Citoid: Create dataset in JSON of different possibilities for user-entered IDs to use in testing
completed by: Anish V.
You don't need to get citoid running in order to do this work, but you should use gerrit to add your file to the /test_files directory in the citoid repository using git, see https://www.mediawiki.org/wiki/Citoid#Get_the_code
Users may try entering a URL, ISBN, ISSN, PMC, PMID, MID, DOI and possibly other IDs not listed here to identify a magazine, article, book, or webpage. We need an Array of possibilities to make sure a) we are correctly identifying which ID it is and b) we are correctly extracting the ID.

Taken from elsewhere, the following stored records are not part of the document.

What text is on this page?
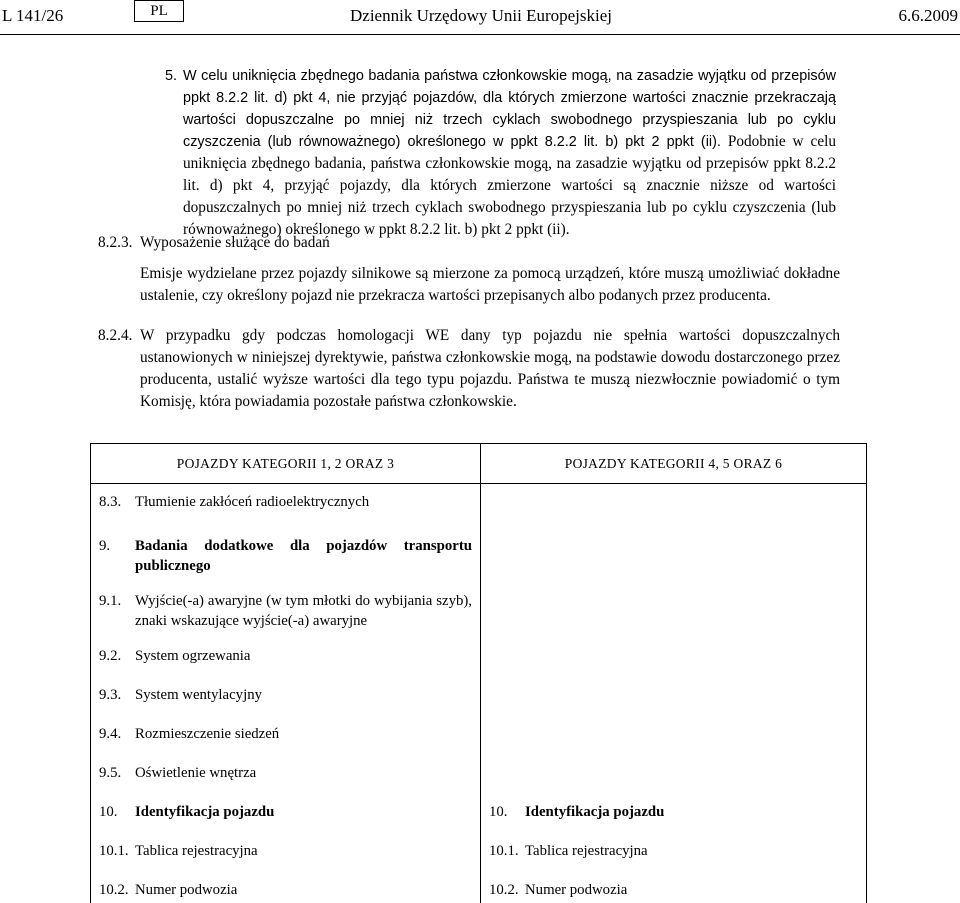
L 141/26	PL	Dziennik Urzędowy Unii Europejskiej	6.6.2009
5. W celu uniknięcia zbędnego badania państwa członkowskie mogą, na zasadzie wyjątku od przepisów ppkt 8.2.2 lit. d) pkt 4, nie przyjąć pojazdów, dla których zmierzone wartości znacznie przekraczają wartości dopuszczalne po mniej niż trzech cyklach swobodnego przyspieszania lub po cyklu czyszczenia (lub równoważnego) określonego w ppkt 8.2.2 lit. b) pkt 2 ppkt (ii). Podobnie w celu uniknięcia zbędnego badania, państwa członkowskie mogą, na zasadzie wyjątku od przepisów ppkt 8.2.2 lit. d) pkt 4, przyjąć pojazdy, dla których zmierzone wartości są znacznie niższe od wartości dopuszczalnych po mniej niż trzech cyklach swobodnego przyspieszania lub po cyklu czyszczenia (lub równoważnego) określonego w ppkt 8.2.2 lit. b) pkt 2 ppkt (ii).
8.2.3. Wyposażenie służące do badań
Emisje wydzielane przez pojazdy silnikowe są mierzone za pomocą urządzeń, które muszą umożliwiać dokładne ustalenie, czy określony pojazd nie przekracza wartości przepisanych albo podanych przez producenta.
8.2.4. W przypadku gdy podczas homologacji WE dany typ pojazdu nie spełnia wartości dopuszczalnych ustanowionych w niniejszej dyrektywie, państwa członkowskie mogą, na podstawie dowodu dostarczonego przez producenta, ustalić wyższe wartości dla tego typu pojazdu. Państwa te muszą niezwłocznie powiadomić o tym Komisję, która powiadamia pozostałe państwa członkowskie.
POJAZDY KATEGORII 1, 2 ORAZ 3	POJAZDY KATEGORII 4, 5 ORAZ 6

8.3. Tłumienie zakłóceń radioelektrycznych	

9. Badania dodatkowe dla pojazdów transportu publicznego	

9.1. Wyjście(-a) awaryjne (w tym młotki do wybijania szyb), znaki wskazujące wyjście(-a) awaryjne	

9.2. System ogrzewania	

9.3. System wentylacyjny	

9.4. Rozmieszczenie siedzeń	

9.5. Oświetlenie wnętrza	

10. Identyfikacja pojazdu	10. Identyfikacja pojazdu

10.1. Tablica rejestracyjna	10.1. Tablica rejestracyjna

10.2. Numer podwozia	10.2. Numer podwozia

Create a JSON file containing examples of the following IDs: (ISBN, ISSN, PMC, PMID, DOI) as users might enter them, with different capitalisation, spaces i.e. (true positives). You might try thinking about where a user might be copying them from (i.e. amazon.com or sciencedirect.com) or how they might be typing them in manually (i.e. from a book) Also make an Array of identifiers that looks like your chosen ID but are not valid (true negatives). You might want each ID in a separate file or you might choose to put them all into one JSON object.
Students are required to read Wikimedia's general instructions at https://www.mediawiki.org/wiki/Google_Code-in_2014#Instructions_for_GCI_students first.